There are plenty of reasons for this at Kansas, but one is the flux of a roster in the era where special players like Andrew Wiggins and Joel Embiid are one-and-done, leaving school early for the NBA.
Meanwhile, schools like Wichita State are able to harness continuity, which resonates with anyone who watches the Shockers play together.
“It’s a huge advantage,” Marshall said. “These guys know me, I know them. We kind of think alike at times.”
But such is the blessing and burden of being of KU’s stature — which also helps accounts for why this game was so high-profile.
As Wichita State has risen back to prominence over the last few years, Marshall has let it be known that he’d like to play the Jayhawks.
Kansas has had no interest, at least in part on the theory that its program is on such a tier that it has nothing to gain by indulging the Shockers.
That looks different after Sunday, of course, though there’s no reason to expect that to change now.
Marshall playfully offered an alternative.
“I’d love to play them in the (NCAA) Tournament every year,” he said.
In Sunday’s version, the crowd of 17,563 seemed about equally partisan, with some families or couples around the arena clad in gear for each school and Kansas Gov.

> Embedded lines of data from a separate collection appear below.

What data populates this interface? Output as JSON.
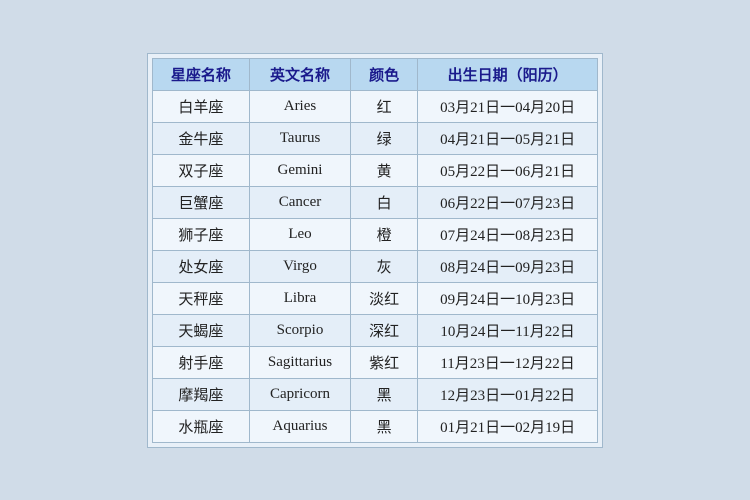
{
  "table": {
    "headers": [
      "星座名称",
      "英文名称",
      "颜色",
      "出生日期（阳历）"
    ],
    "rows": [
      {
        "chinese": "白羊座",
        "english": "Aries",
        "color": "红",
        "date": "03月21日一04月20日"
      },
      {
        "chinese": "金牛座",
        "english": "Taurus",
        "color": "绿",
        "date": "04月21日一05月21日"
      },
      {
        "chinese": "双子座",
        "english": "Gemini",
        "color": "黄",
        "date": "05月22日一06月21日"
      },
      {
        "chinese": "巨蟹座",
        "english": "Cancer",
        "color": "白",
        "date": "06月22日一07月23日"
      },
      {
        "chinese": "狮子座",
        "english": "Leo",
        "color": "橙",
        "date": "07月24日一08月23日"
      },
      {
        "chinese": "处女座",
        "english": "Virgo",
        "color": "灰",
        "date": "08月24日一09月23日"
      },
      {
        "chinese": "天秤座",
        "english": "Libra",
        "color": "淡红",
        "date": "09月24日一10月23日"
      },
      {
        "chinese": "天蝎座",
        "english": "Scorpio",
        "color": "深红",
        "date": "10月24日一11月22日"
      },
      {
        "chinese": "射手座",
        "english": "Sagittarius",
        "color": "紫红",
        "date": "11月23日一12月22日"
      },
      {
        "chinese": "摩羯座",
        "english": "Capricorn",
        "color": "黑",
        "date": "12月23日一01月22日"
      },
      {
        "chinese": "水瓶座",
        "english": "Aquarius",
        "color": "黑",
        "date": "01月21日一02月19日"
      }
    ]
  }
}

Sam Brownback in attendance.
During the game, he wore a T-shirt featuring the logos of both schools — but nonetheless got nothing but boos when he appeared on the screen at mid-court.
Afterward, he was in the Shockers’ locker room wearing a gold shirt someone gave him as he came in, bearing the words: “KINGS OF KANSAS.”
As he chatted there, Brownback advocated something he was loosely characterizing as a “Cradle of Basketball” preseason tournament that would alternately involve KU and K-State playing Wichita State.
More to the point, he said he’d like to see KU and Wichita State “clash more regularly” and suggested “there could be something birthed here of a great basketball rivalry.”
Which would be great.
But Wichita State didn’t need to beat Kansas to validate itself.
Just to reinforce a point.
“We don’t play those guys; we don’t really know those guys. If we see them out, we’re not going to be mad at them,” VanVleet said. “There’s not much blood spilt there. you know?
“And for us as players, it’s just they were in our way of getting to the Sweet 16.”